No me refiero al encarcelamiento de blogueros o la censura impuesta a la comunicación digital en regímenes como China y Cuba, sino a las consecuencias legales y éticas impredecibles que en una democracia pueden tener una simple frase en Twitter o un comentario desafortunado en Facebook.

Antes, esos riesgos solo los asumían los periodistas profesionales, pero ahora también los pueden confrontar los usuarios de Internet como sucedió la semana pasada en Veracruz, México, donde un maestro y una ex funcionaria fueron detenidos y procesados por divulgar rumores en Twitter y Facebook sobre una escuela bajo ataque de narcotraficantes. Aunque pudiera tratarse de una violación a la libertad de expresión, el pánico generado entre padres de familia llevó a una jueza a aplicar la ley sobre el incentivo al terrorismo y el desorden social, delitos penados hasta con 30 años de cárcel.

La misma vara se usó en Guatemala. Un tuitero fue acusado en 2009 por generar pánico financiero al pedir a los ahorristas que retiraran el dinero de un banco. La estampida no ocurrió, pero el juez aplicó una ley que penaliza con tres años de cárcel a quien divulgue información falsa o inexacta que menoscabe la confianza de los clientes. Por cargos similares, dos usuarios de Twitter fueron procesados en 2010 en Venezuela y otro fue acusado de instigar para delinquir contra el presidente Hugo Chávez.

El mayor riesgo es que los usuarios desconocen cuestiones legales básicas o se creen seguros tras la sensación de anonimato que ofrecen las redes sociales. Pero lo cierto es que son consideradas como cualquier medio de comunicación tradicional, tal lo demostraron los jueces en México, Guatemala y Venezuela. Hasta pueden ser fácilmente monitoreadas cuando se cree que sirven para delinquir o para amplificar un insulto.
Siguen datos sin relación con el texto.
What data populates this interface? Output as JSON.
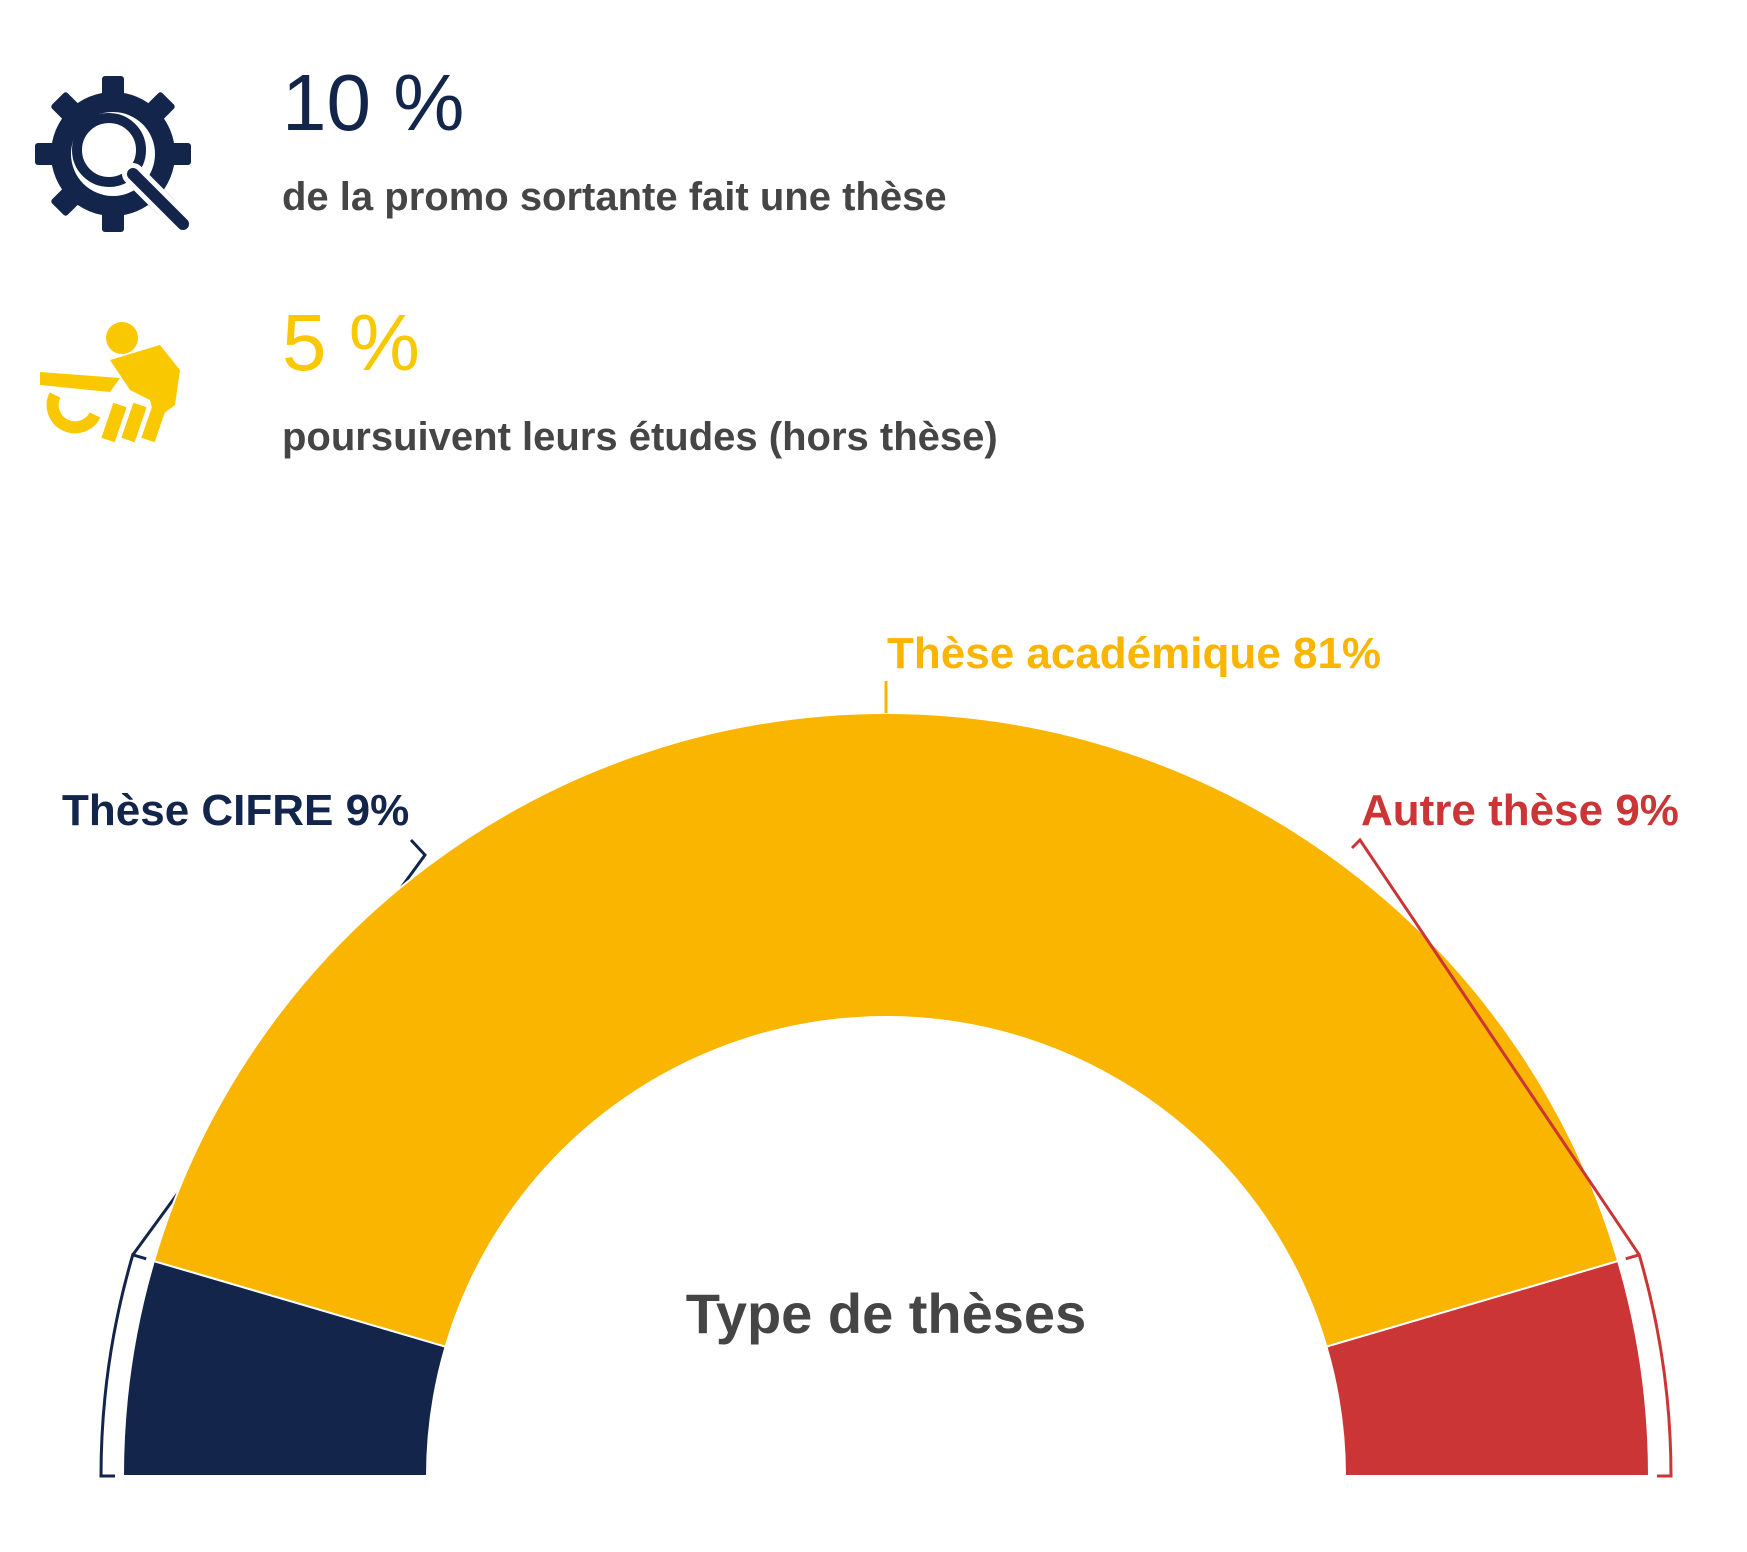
{
  "stats": [
    {
      "value": "10 %",
      "text": "de la promo sortante fait une thèse"
    },
    {
      "value": "5 %",
      "text": "poursuivent leurs études (hors thèse)"
    }
  ],
  "chart_data": {
    "type": "pie",
    "title": "Type de thèses",
    "categories": [
      "Thèse CIFRE",
      "Thèse académique",
      "Autre thèse"
    ],
    "values": [
      9,
      81,
      9
    ],
    "value_labels": [
      "9%",
      "81%",
      "9%"
    ],
    "colors": [
      "#13254a",
      "#f9b500",
      "#cc3535"
    ]
  }
}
Las leyes tampoco diferencian entre periodistas e informadores ocasionales o aficionados. Es más, los periodistas gozan de mayores protecciones que un tuitero independiente, por cuanto están amparados bajo el secreto profesional, respaldados por empresas periodísticas, y guiados por manuales de estilo, códigos de ética y asesoría legal. Y si aun los profesionales a menudo confrontan juicios y cárcel, es fácil advertir la vulnerabilidad y riesgos a los que se exponen los usuarios de redes sociales.

Los gobiernos todavía no arremeten contra ellos en forma directa y prefieren la censura indirecta de Internet, obligando, por ejemplo, a compañías de servicios o motores de búsqueda a cortar los servicios, como sucedió en Argentina el mes pasado. No obstante, puede que en el futuro usen la legislación para restringir directamente si las nuevas tecnologías mejoran y permiten burlar filtros y controles. En Latinoamérica ya abundan normas restrictivas, como las de desacato en Ecuador que blindan a Rafael Correa y las autoridades de las críticas; los decretos de Chávez en Venezuela que permiten limitar el uso de Internet o los criterios de los jueces brasileños, proclives a defender el derecho a la intimidad de funcionarios corruptos por sobre principios de libertad de expresión.

Por otra parte, aunque Twitter, Facebook y otras redes sociales han expandido el sentido de comunidad, también son usadas para provocar daño, propalar vulgaridades, rumores, falsedades y para difamar. Por eso, para quienes no tienen esas intenciones y son conscientes sobre el poder de la comunicación, se hace necesario que conozcan y respeten las leyes, sin descuidar los criterios éticos informativos para evitar errores con efectos indeseados.